The default training model is `Qwen/Qwen3-4B-Instruct-2507` (256k native context, native `Qwen3ForCausalLM` in vLLM, no thinking blocks). The default live opponent model is `google/gemma-4-26B-A4B-it`. Roster-backed training requires `--agent-team` or `env.agent_team` in YAML so `select_batter` and `choose_bowler` use real player profiles instead of generic names.

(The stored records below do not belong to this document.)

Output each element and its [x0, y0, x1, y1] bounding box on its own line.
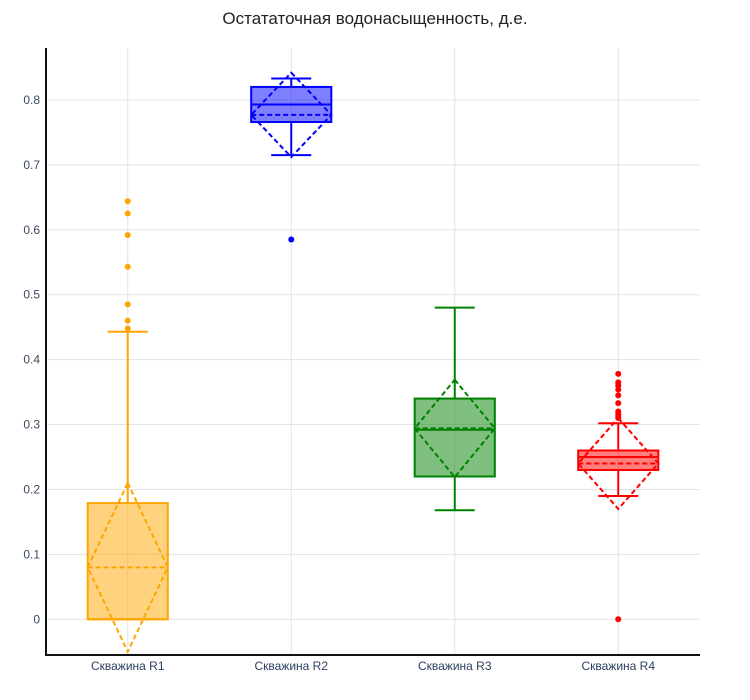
x-tick-label: Скважина R2 — [254, 659, 328, 673]
outlier-point — [124, 210, 131, 217]
box-group — [413, 306, 497, 512]
sd-diamond — [86, 480, 169, 655]
y-tick-label: 0.3 — [23, 418, 40, 432]
outlier-point — [615, 370, 622, 377]
sd-diamond — [249, 71, 333, 159]
iqr-box — [86, 502, 169, 621]
sd-diamond — [413, 378, 497, 479]
y-tick-label: 0.8 — [23, 93, 40, 107]
outlier-point — [124, 301, 131, 308]
y-tick-label: 0 — [33, 612, 40, 626]
y-tick-label: 0.7 — [23, 158, 40, 172]
outlier-point — [288, 236, 295, 243]
outlier-point — [615, 379, 622, 386]
outlier-point — [124, 231, 131, 238]
outlier-point — [124, 325, 131, 332]
box-group — [576, 370, 660, 623]
chart-title: Остататочная водонасыщенность, д.е. — [222, 9, 528, 28]
outlier-point — [124, 317, 131, 324]
iqr-box — [577, 449, 660, 471]
y-tick-label: 0.6 — [23, 223, 40, 237]
boxes — [86, 71, 660, 655]
outlier-point — [124, 198, 131, 205]
x-tick-label: Скважина R4 — [581, 659, 655, 673]
axes: 0 0.1 0.2 0.3 0.4 0.5 0.6 0.7 0.8 Скважина R1 Сква… — [23, 48, 700, 673]
outlier-point — [615, 408, 622, 415]
y-tick-label: 0.4 — [23, 353, 40, 367]
sd-diamond — [576, 416, 660, 511]
y-tick-label: 0.5 — [23, 288, 40, 302]
box-group — [249, 71, 333, 243]
y-tick-label: 0.1 — [23, 547, 40, 561]
outlier-point — [615, 392, 622, 399]
outlier-point — [615, 616, 622, 623]
outlier-point — [124, 263, 131, 270]
outlier-point — [615, 400, 622, 407]
y-tick-label: 0.2 — [23, 482, 40, 496]
box-group — [86, 198, 169, 655]
x-tick-label: Скважина R3 — [418, 659, 492, 673]
iqr-box — [413, 397, 496, 478]
x-tick-label: Скважина R1 — [91, 659, 165, 673]
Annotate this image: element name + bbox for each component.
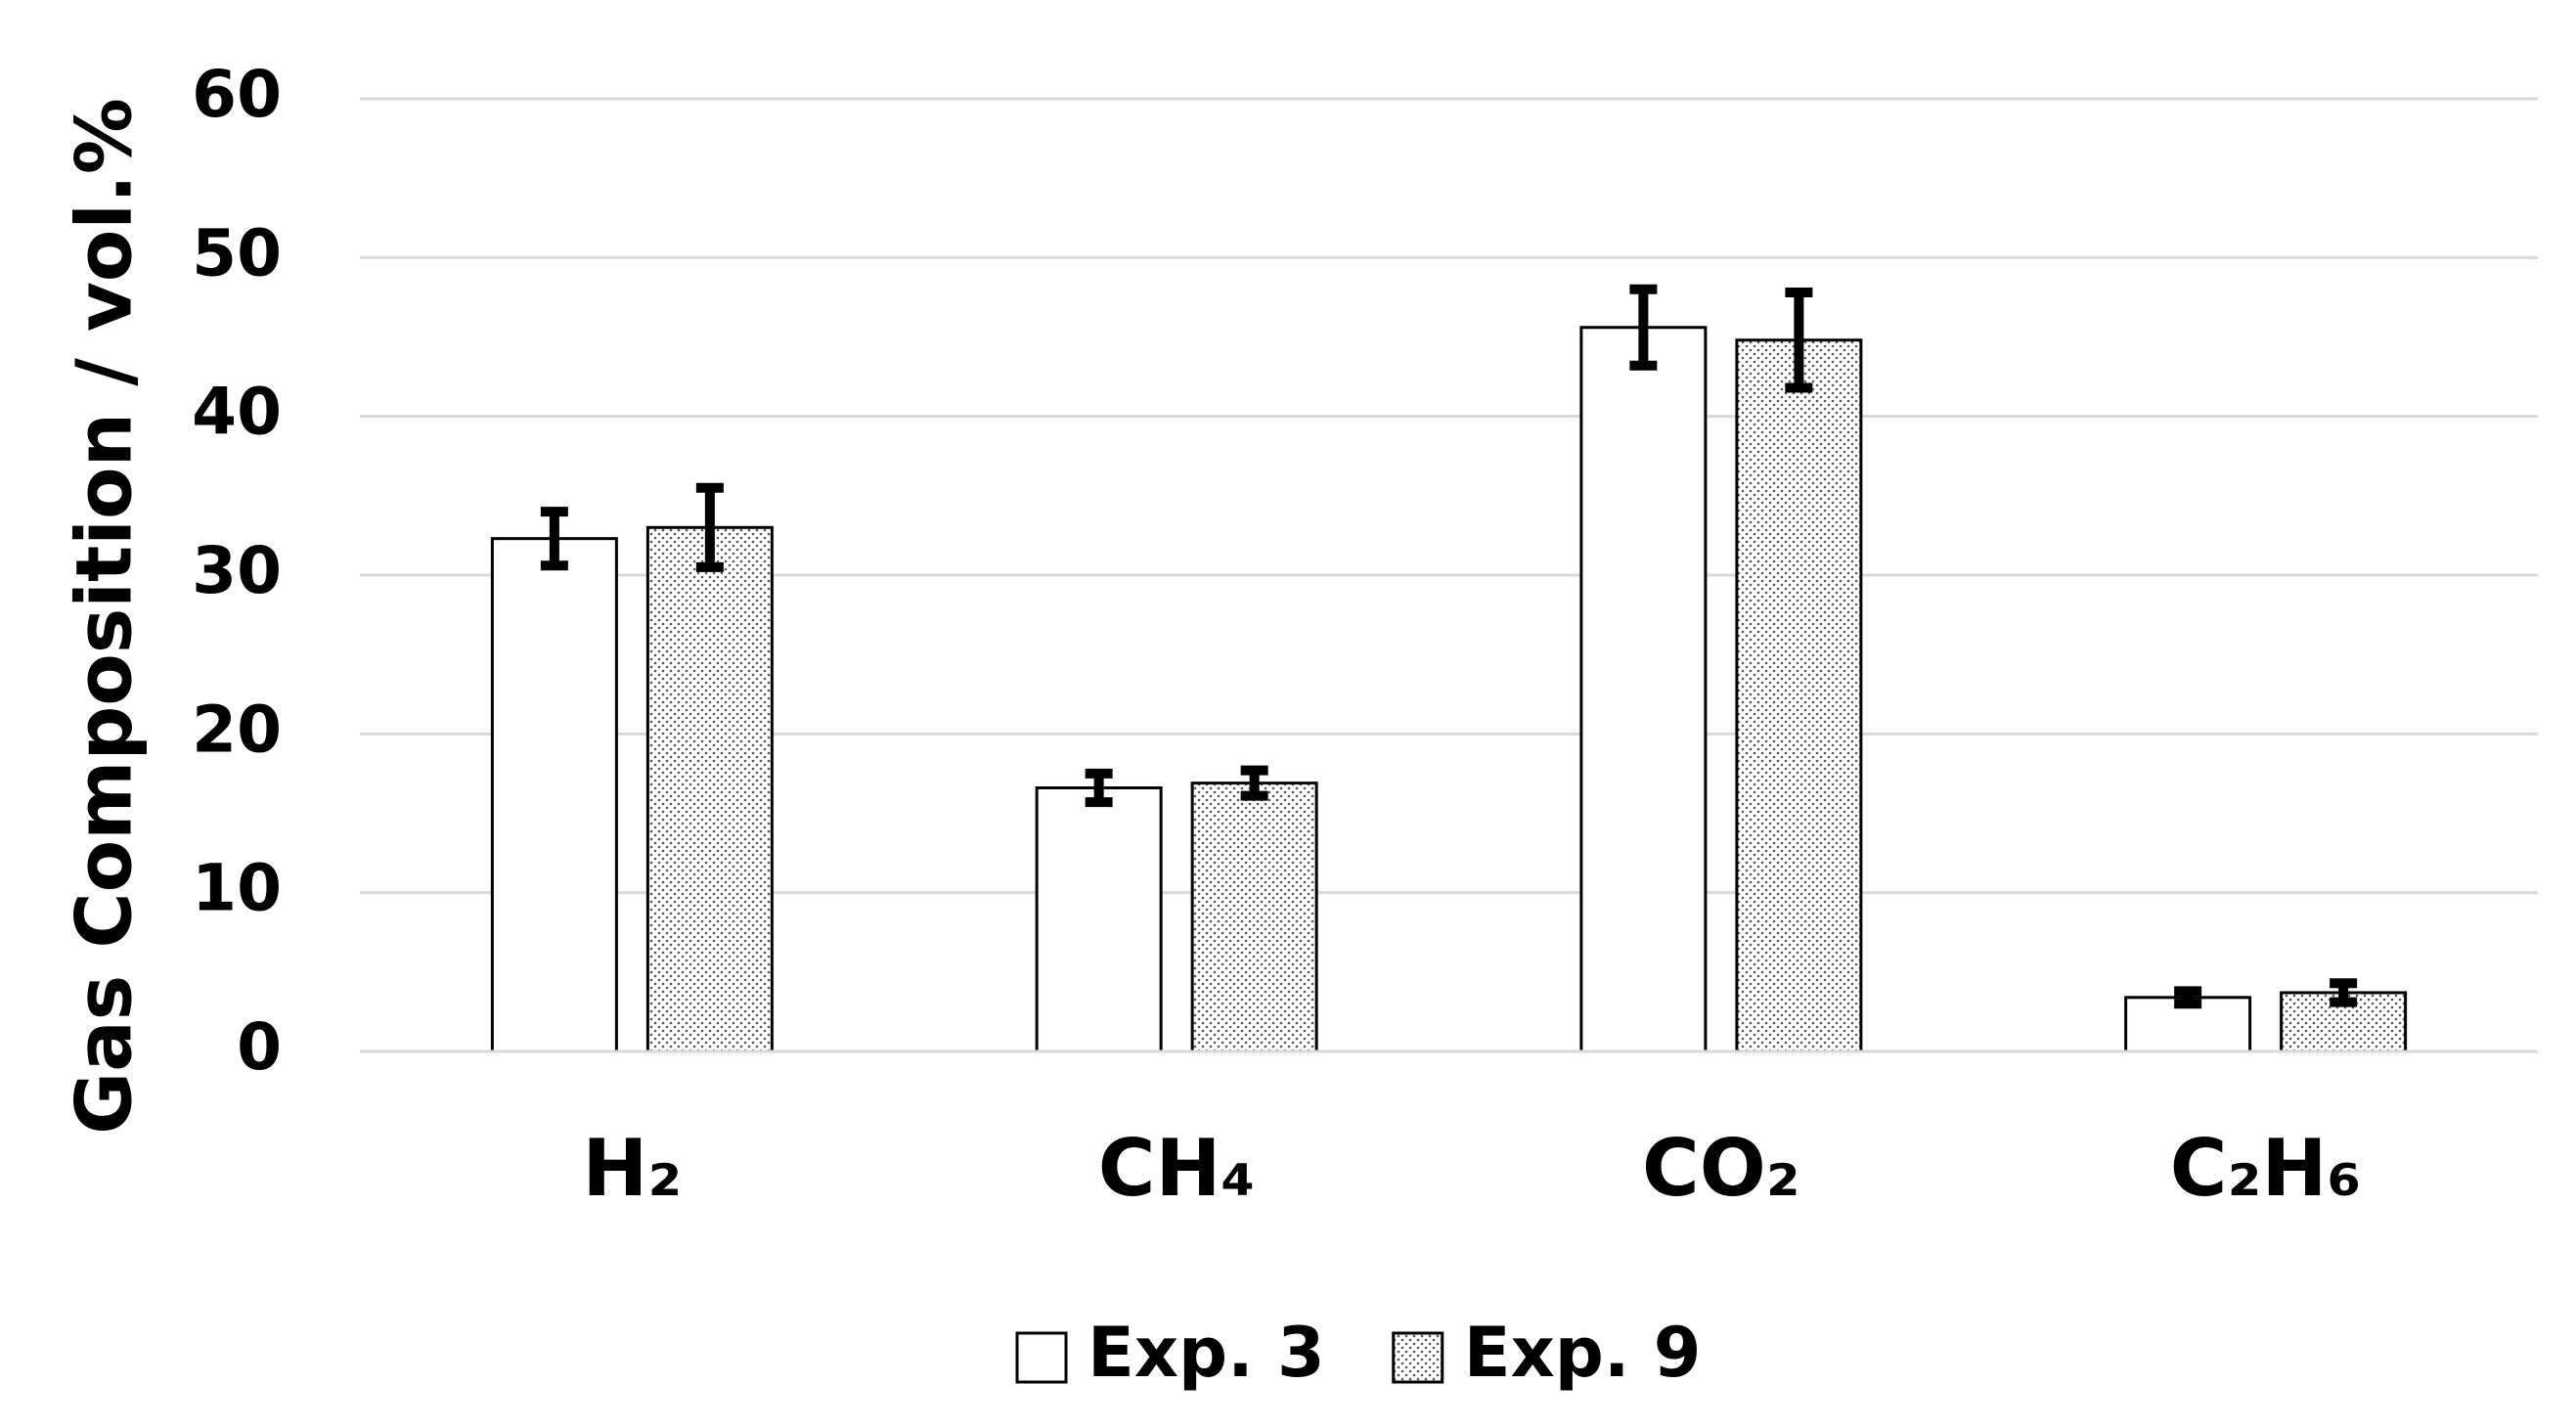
error-bar: [1785, 288, 1813, 393]
error-bar: [1085, 768, 1113, 808]
y-tick-label: 30: [192, 533, 282, 608]
error-bar: [2330, 978, 2358, 1007]
y-tick-label: 60: [192, 57, 282, 132]
legend-swatch: [1392, 1331, 1444, 1384]
bar: [490, 537, 618, 1053]
legend-swatch: [1015, 1331, 1068, 1384]
legend-label: Exp. 9: [1464, 1313, 1702, 1393]
y-tick-label: 50: [192, 215, 282, 290]
bar: [1735, 338, 1863, 1053]
x-tick-label: CO₂: [1642, 1123, 1800, 1214]
error-bar: [695, 482, 724, 572]
error-bar: [1240, 765, 1268, 801]
bar: [1579, 326, 1708, 1053]
error-bar: [2174, 986, 2202, 1009]
bar: [1035, 786, 1163, 1053]
error-bar: [540, 507, 568, 571]
y-tick-label: 10: [192, 851, 282, 926]
bar: [645, 525, 774, 1053]
x-tick-label: CH₄: [1098, 1123, 1256, 1214]
y-tick-label: 20: [192, 692, 282, 767]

## 14. Current Status (2026-04-25)
### Implemented and verified
| Component | Status |
|-----------|--------|
| OpenEnv server + client | ✅ |
| 14-tool strategic surface | ✅ |
| 4-rubric reward system | ✅ |
| Tool budget system (3/over, −0.04 fine) | ✅ |
| Format mapper (T5/T20/ODI) | ✅ |
| Player rosters (10 T20I teams, fuzzy lookup) | ✅ |
| Cricsheet T20 data (1.17M deliveries) | ✅ |
| Cricsheet ODI data (1.65M deliveries) | ✅ |
| Heuristic opponent (format-aware) | ✅ |
| Cricsheet opponent (T20+ODI, context-indexed) | ✅ |
| LLM live opponent (HF Router / OpenAI-compatible API) | ✅ |
| LLM cached opponent | ✅ |
| GRPO training script (`environment_factory` agent rollouts) | ✅ |
| SFT data generator | ✅ |
| Gradio demo UI | ✅ |
| Colab training notebook | ✅ |
### Verified end-to-end (2026-04-25)
All 3 opponent modes verified at 5-over inference + train-smoke:
| Mode | inference parse_err | train-smoke r_validity | coherence |
|------|--------------------|-----------------------|-----------|
| heuristic | 0% | 1.0 | 0.556 |
| cricsheet | 0% | 1.0 | 0.620 |
| llm_live | 0% | 1.0 | 0.537 |
### Pending for submission
- Real GRPO training run with reward curves (requires HF compute)
- HF Space deployment URL
- Training-vs-baseline comparison plots
- Mini-blog / video
## 15. Recommended Demo Story
1. **Show a late chase scenario**: Over 16.0, 128/5, target 172
2. **Random/untrained model**: invalid tools, blind aggression, ignores field/opponent
3. **Trained model**: checks target pressure → selects finisher → plans boundary zones → responds after wicket → changes risk level
4. **Show metrics**: parse errors ↓, coherence ↑, adaptation ↑, opponent_awareness ↑, reward ↑
> The model learned to captain, not just emit a valid tool-call object.